Выбирала я исключительно цыганские романсы из ее репертуара: «Корабли», «Стаканчики граненые», «Мы только знакомы», «Караван».
— Вот и хорошо! — воскликнул Стас. — Значит, договорились!
С самого начала я решила — бывать в палате, которая раньше была моим классом, в довольно большой комнате с двумя окнами.
Когда я открыла дверь бывшего своего класса, я первым делом глянула на второе окно: там я сидела, именно там, возле самого подоконника.
Я поздоровалась с теми, кто находился в палате, их было трое — Любимов, Тупиков и Белов, села возле стола, стоявшего посередине.
— Нам уже
сказали, что придет сюда одна очень славная девочка, — сказал Любимов.— Знаете, я раньше училась в этом классе, — сказала я. — Здесь была наша школа.
Любимов нисколько не удивился.
— Бывает, — сказал. — Почему бы и нет? Всяко бывает…
Самый изо всех молодой, Тупиков вглядывался в меня с откровенным любопытством.
Я невольно смутилась.
Любимов сказал:
— Чего это ты на девочку уставился?
— Она на мою сестренку похожа, — ответил Тупиков.
— Как же, похожа, — проворчал Белов.
Это были первые слова, которые довелось услышать от него.
Он был старше всех, все больше лежал, закрыв глаза.
Я быстро поняла, когда стала приходить в эту палату, что характер у Белова не из легких, однако его можно было понять.
Самый молодой в «нашем» отделении доктор Аркадий Петрович сказал о нем однажды, придя в очередной раз в палату:
— Фашисты старались изо всех сил, и не их вина, что ты выжил…
— Знаю, — коротко ответил Белов.
Однажды я пришла в палату с гитарой.
— Это еще что такое? — вскинулся Тупиков. — Никак петь будешь?
— Попробую, — ответила я. И стала мысленно прикидывать, что бы спеть. Решила «Ямщик, не гони лошадей».
У бабушки была старая-престарая граммофонная пластинка знаменитой певицы Вари Паниной, которая, по словам бабушки, некогда гремела на всю Россию.

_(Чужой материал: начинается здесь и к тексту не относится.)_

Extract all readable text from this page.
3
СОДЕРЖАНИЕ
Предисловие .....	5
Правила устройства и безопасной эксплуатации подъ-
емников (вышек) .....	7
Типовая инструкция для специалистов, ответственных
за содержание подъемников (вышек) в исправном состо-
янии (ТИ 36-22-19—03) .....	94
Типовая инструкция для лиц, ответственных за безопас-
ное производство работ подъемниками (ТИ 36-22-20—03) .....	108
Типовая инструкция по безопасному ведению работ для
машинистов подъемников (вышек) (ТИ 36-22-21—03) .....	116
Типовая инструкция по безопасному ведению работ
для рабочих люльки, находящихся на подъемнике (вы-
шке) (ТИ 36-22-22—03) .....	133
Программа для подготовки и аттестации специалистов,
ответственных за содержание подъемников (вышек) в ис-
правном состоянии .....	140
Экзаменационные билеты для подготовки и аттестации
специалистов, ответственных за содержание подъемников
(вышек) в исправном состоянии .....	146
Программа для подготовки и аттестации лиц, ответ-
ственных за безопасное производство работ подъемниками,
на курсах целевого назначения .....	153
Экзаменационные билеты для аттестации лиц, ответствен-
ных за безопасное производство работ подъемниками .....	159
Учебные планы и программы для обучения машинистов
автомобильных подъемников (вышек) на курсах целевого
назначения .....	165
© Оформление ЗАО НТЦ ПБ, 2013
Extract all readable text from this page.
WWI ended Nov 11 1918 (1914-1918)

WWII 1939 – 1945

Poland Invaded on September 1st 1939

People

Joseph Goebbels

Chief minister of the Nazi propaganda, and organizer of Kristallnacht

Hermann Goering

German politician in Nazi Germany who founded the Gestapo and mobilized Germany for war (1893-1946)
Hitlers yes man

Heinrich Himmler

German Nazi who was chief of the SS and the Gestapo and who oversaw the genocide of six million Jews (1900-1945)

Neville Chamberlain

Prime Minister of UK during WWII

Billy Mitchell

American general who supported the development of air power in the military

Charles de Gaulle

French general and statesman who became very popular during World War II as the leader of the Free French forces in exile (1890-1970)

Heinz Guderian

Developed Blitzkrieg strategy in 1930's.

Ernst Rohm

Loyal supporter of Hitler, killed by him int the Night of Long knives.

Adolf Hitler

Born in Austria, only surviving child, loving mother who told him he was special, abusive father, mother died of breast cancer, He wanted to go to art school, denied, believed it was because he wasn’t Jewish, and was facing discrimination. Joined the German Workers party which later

Варя Панина пела этот романс сперва тихо, как бы шепча кому-то на ухо, потом все более разгораясь, голос ее креп и звучал все сильнее, все ярче.
Я пробежала пальцами по струнам:
Ямщик, не гони лошадей,
Мне некуда больше спешить,
Мне некого больше любить…
Все слушали меня молча. Потом, когда я замолчала, Тупиков сказал:
— Спой еще что-нибудь…
— Что бы ты хотел?
— Все равно, что тебе нравится…
Тупикова перебил Любимов:
— Давай опять то же самое…
И я снова начала сперва тихо, едва слышно, потом все явственней, все громче: «Ямщик, не гони лошадей…»
И вдруг Белов, лежавший возле окна, привстал на кровати. Серые в темных ресницах глаза его лихорадочно блестели. Я впервые заметила седину, сквозившую в его темно-русых волосах.
— Перестань, девочка, — глухо сказал он. — Очень тебя прошу…
Я мгновенно кончила петь. Тупиков спросил удивленно:
— Это еще почему?
— Тебе что, не нравится, как она поет? — спросил Белова Любимов. — Или никак вспомнил о чем-то, о чем бы лучше позабыть?
Белов не ответил ему, закрыл глаза.
Потом снова открыл глаза.
— Ты не сердись, девочка, на меня что-то нашло нынче…
— Я не сержусь, — ответила я.
Однако больше уже не приносила гитары, и, хотя все они, даже тот же Белов, уговаривали спеть что-нибудь, я больше никогда не пела.